Rapat Koordinasi Tindak Lanjut Perangkat Daerah atas Rekomendasi DPRD terhadap LKPJ Akhir Tahun Anggaran 2025.
Rapat Koordinasi Tindak Lanjut Perangkat Daerah atas Rekomendasi DPRD terhadap LKPJ Akhir Tahun Anggaran 2025.

TABLOIDELEMEN.com – Bupati Pemalang, Anom Widiyantoro, memberikan arahan tegas dalam Rapat Koordinasi Tindak Lanjut Perangkat Daerah atas Rekomendasi DPRD terhadap LKPJ Akhir Tahun Anggaran 2025.

Kegiatan tersebut berlangsung di Gedung Sasana Bakti Praja pada Jumat 22 Mei 2026.

Dalam sambutannya, Anom menyampaikan apresiasi tinggi kepada DPRD Kabupaten Pemalang atas segala masukan menyangkut LKPJ tersebut.

Seluruh perangkat daerah mengemban tanggung jawab penuh untuk mengeksekusi rekomendasi itu.

“Pertama tentunya kita mengucapkan terima kasih sudah diberikan feedback oleh teman-teman dari dewan. Apapun itu ke depan menjadi tanggung jawab kita untuk menindaklanjuti apa yang sudah direkomendasikan oleh anggota dewan,” ujar Anom.

Bacaan Lainnya
Milo

Ia menekankan agar seluruh ASN menyatukan visi guna mendongkrak kinerja pemerintahan.

Fokus utama tertuju pada optimalisasi APBD serta peningkatan Pendapatan Asli Daerah (PAD) yang saat ini masih minim.

Anom juga mengingatkan kembali budaya kerja SOUL (Speed, Organize, Universal, Linkage).

“Kalau kita tidak punya linkage atau jejaring, akan sulit bagaimana caranya mendapatkan dukungan dan rekomendasi.
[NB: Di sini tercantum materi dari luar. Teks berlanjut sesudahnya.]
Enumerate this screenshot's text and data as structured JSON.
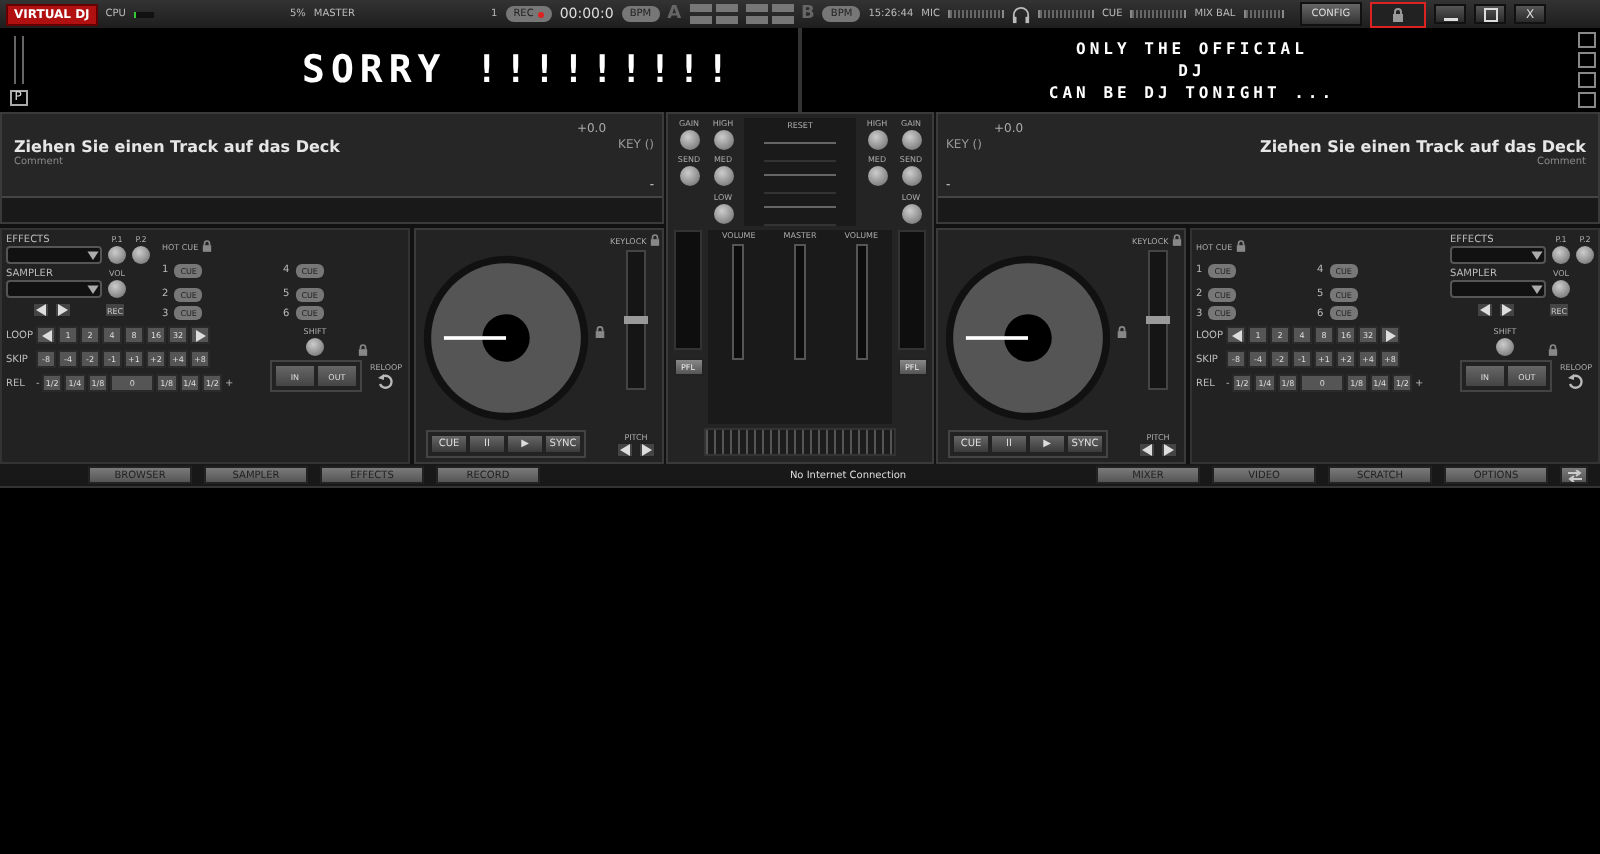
{
  "top_bar": {
    "logo": "VIRTUAL DJ",
    "cpu_label": "CPU",
    "cpu_meter": {
      "level": 0.05
    },
    "cpu_percent": "5%",
    "master_label": "MASTER",
    "master_channel": "1",
    "rec_button": "REC",
    "time_counter": "00:00:0",
    "bpm_a": "BPM",
    "deck_a": "A",
    "deck_b": "B",
    "bpm_b": "BPM",
    "clock": "15:26:44",
    "mic_label": "MIC",
    "cue_label": "CUE",
    "mix_bal_label": "MIX BAL",
    "config_button": "CONFIG",
    "close_button": "X"
  },
  "marquee": {
    "left_text": "SORRY !!!!!!!!!",
    "left_button": "P",
    "right_lines": [
      "ONLY THE OFFICIAL",
      "DJ",
      "CAN BE DJ TONIGHT ..."
    ]
  },
  "decks": [
    {
      "kind": "left",
      "pitch_slider": {
        "level": 0.5
      },
      "title": "Ziehen Sie einen Track auf das Deck",
      "comment": "Comment",
      "pitch_value": "+0.0",
      "key": "KEY ()",
      "key_value": "-",
      "effects_label": "EFFECTS",
      "effect_knobs": [
        "P.1",
        "P.2"
      ],
      "sampler_label": "SAMPLER",
      "vol_label": "VOL",
      "rec_button": "REC",
      "hot_cues": [
        {
          "number": "1",
          "label": "CUE"
        },
        {
          "number": "2",
          "label": "CUE"
        },
        {
          "number": "3",
          "label": "CUE"
        },
        {
          "number": "4",
          "label": "CUE"
        },
        {
          "number": "5",
          "label": "CUE"
        },
        {
          "number": "6",
          "label": "CUE"
        }
      ],
      "hot_cue_label": "HOT CUE",
      "loop_label": "LOOP",
      "loop_sizes": [
        "1",
        "2",
        "4",
        "8",
        "16",
        "32"
      ],
      "skip_label": "SKIP",
      "skip_values": [
        "-8",
        "-4",
        "-2",
        "-1",
        "+1",
        "+2",
        "+4",
        "+8"
      ],
      "rel_label": "REL",
      "rel_minus": "-",
      "rel_values": [
        "1/2",
        "1/4",
        "1/8",
        "0",
        "1/8",
        "1/4",
        "1/2"
      ],
      "rel_plus": "+",
      "shift_label": "SHIFT",
      "in_button": "IN",
      "out_button": "OUT",
      "reloop_label": "RELOOP",
      "keylock_label": "KEYLOCK",
      "pitch_label": "PITCH",
      "transport": [
        "CUE",
        "II",
        "▶",
        "SYNC"
      ]
    },
    {
      "kind": "right",
      "pitch_slider": {
        "level": 0.5
      },
      "title": "Ziehen Sie einen Track auf das Deck",
      "comment": "Comment",
      "pitch_value": "+0.0",
      "key": "KEY ()",
      "key_value": "-",
      "effects_label": "EFFECTS",
      "effect_knobs": [
        "P.1",
        "P.2"
      ],
      "sampler_label": "SAMPLER",
      "vol_label": "VOL",
      "rec_button": "REC",
      "hot_cues": [
        {
          "number": "1",
          "label": "CUE"
        },
        {
          "number": "2",
          "label": "CUE"
        },
        {
          "number": "3",
          "label": "CUE"
        },
        {
          "number": "4",
          "label": "CUE"
        },
        {
          "number": "5",
          "label": "CUE"
        },
        {
          "number": "6",
          "label": "CUE"
        }
      ],
      "hot_cue_label": "HOT CUE",
      "loop_label": "LOOP",
      "loop_sizes": [
        "1",
        "2",
        "4",
        "8",
        "16",
        "32"
      ],
      "skip_label": "SKIP",
      "skip_values": [
        "-8",
        "-4",
        "-2",
        "-1",
        "+1",
        "+2",
        "+4",
        "+8"
      ],
      "rel_label": "REL",
      "rel_minus": "-",
      "rel_values": [
        "1/2",
        "1/4",
        "1/8",
        "0",
        "1/8",
        "1/4",
        "1/2"
      ],
      "rel_plus": "+",
      "shift_label": "SHIFT",
      "in_button": "IN",
      "out_button": "OUT",
      "reloop_label": "RELOOP",
      "keylock_label": "KEYLOCK",
      "pitch_label": "PITCH",
      "transport": [
        "CUE",
        "II",
        "▶",
        "SYNC"
      ]
    }
  ],
  "mixer": {
    "reset_label": "RESET",
    "left_knobs": [
      "GAIN",
      "HIGH",
      "SEND",
      "MED",
      "LOW"
    ],
    "right_knobs": [
      "HIGH",
      "GAIN",
      "MED",
      "SEND",
      "LOW"
    ],
    "faders": [
      "VOLUME",
      "MASTER",
      "VOLUME"
    ],
    "pfl_buttons": [
      "PFL",
      "PFL"
    ]
  },
  "bottom_tabs": {
    "left": [
      {
        "label": "BROWSER",
        "selected": false
      },
      {
        "label": "SAMPLER",
        "selected": false
      },
      {
        "label": "EFFECTS",
        "selected": false
      },
      {
        "label": "RECORD",
        "selected": false
      }
    ],
    "status": "No Internet Connection",
    "right": [
      {
        "label": "MIXER",
        "selected": false
      },
      {
        "label": "VIDEO",
        "selected": false
      },
      {
        "label": "SCRATCH",
        "selected": false
      },
      {
        "label": "OPTIONS",
        "selected": false
      }
    ]
  }
}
Karena itu semua OPD harus mampu membangun komunikasi dan kolaborasi,” tambahnya.

Merespons hal tersebut, Anggota Komisi D DPRD Kabupaten Pemalang, Mokhamad Safi’i, menilai rekomendasi dewan sebagai instrumen evaluasi strategis guna meningkatkan mutu pelayanan publik.
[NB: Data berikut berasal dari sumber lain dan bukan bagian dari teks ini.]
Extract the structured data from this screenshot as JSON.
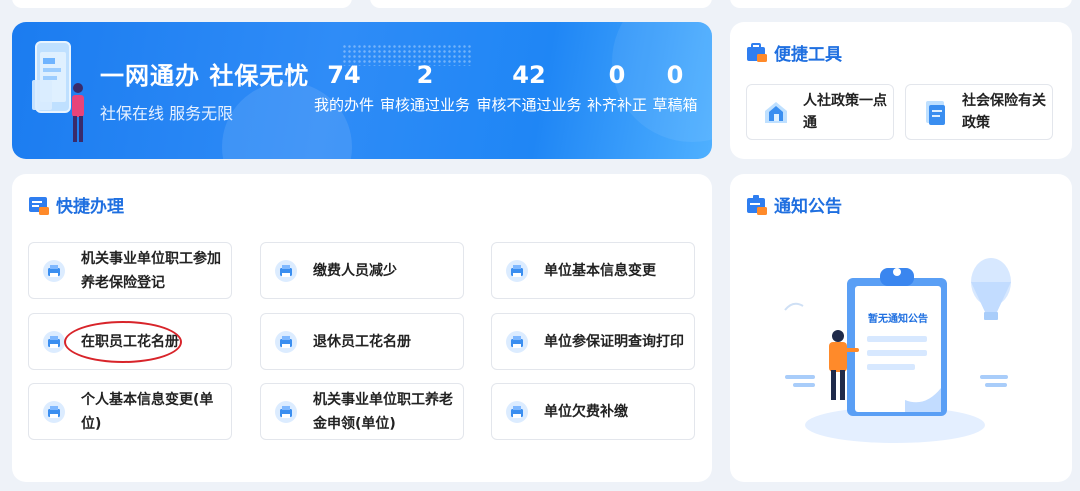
{
  "banner": {
    "title": "一网通办 社保无忧",
    "subtitle": "社保在线  服务无限",
    "stats": [
      {
        "value": "74",
        "label": "我的办件"
      },
      {
        "value": "2",
        "label": "审核通过业务"
      },
      {
        "value": "42",
        "label": "审核不通过业务"
      },
      {
        "value": "0",
        "label": "补齐补正"
      },
      {
        "value": "0",
        "label": "草稿箱"
      }
    ]
  },
  "tools": {
    "title": "便捷工具",
    "items": [
      {
        "label": "人社政策一点通"
      },
      {
        "label": "社会保险有关政策"
      }
    ]
  },
  "quick": {
    "title": "快捷办理",
    "items": [
      {
        "label": "机关事业单位职工参加养老保险登记"
      },
      {
        "label": "缴费人员减少"
      },
      {
        "label": "单位基本信息变更"
      },
      {
        "label": "在职员工花名册"
      },
      {
        "label": "退休员工花名册"
      },
      {
        "label": "单位参保证明查询打印"
      },
      {
        "label": "个人基本信息变更(单位)"
      },
      {
        "label": "机关事业单位职工养老金申领(单位)"
      },
      {
        "label": "单位欠费补缴"
      }
    ]
  },
  "notice": {
    "title": "通知公告",
    "empty_text": "暂无通知公告"
  },
  "colors": {
    "accent": "#1f6fe0",
    "banner_blue": "#2f8cf7",
    "annotation_red": "#d8242a",
    "icon_blue": "#3a8ef0",
    "icon_orange": "#ff8a2a"
  }
}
Setiap OPD wajib menyusun Rencana Tindak Lanjut (RTL) secara transparan dan terukur.

“Rekomendasi ini sifatnya perbaikan, bukan untuk menjelekkan. Kalau persoalan kita pahami Bersama. Maka penyelesaiannya juga bisa dirembug bersama sehingga ke depan akan lebih mudah,” kata Safi’i.

Sementara itu, Kabag Tata Pemerintahan Setda Pemalang, Titik Widyastuti, memaparkan sejumlah catatan krusial. Sorotan dewan mencakup perbaikan tata kelola keuangan, serta urusan pemerintahan.

Pihak legislatif juga menggarisbawahi persoalan pelik seperti tingginya angka kemiskinan, rendahnya Indeks Pembangunan Manusia (IPM), tingginya SILPA, hingga ketergantungan fiskal yang besar pada pemerintah pusat.

Rapat koordinasi ini berjalan lancar dengan panduan Asisten Administrasi Umum, Bagus Sutopo, selaku moderator.

Hadir pula mendampingi Bupati, yaitu Plh Sekda Pemalang Endro Johan Kusuma serta Asisten Pemerintahan dan Kesra Tutuko Raharjo.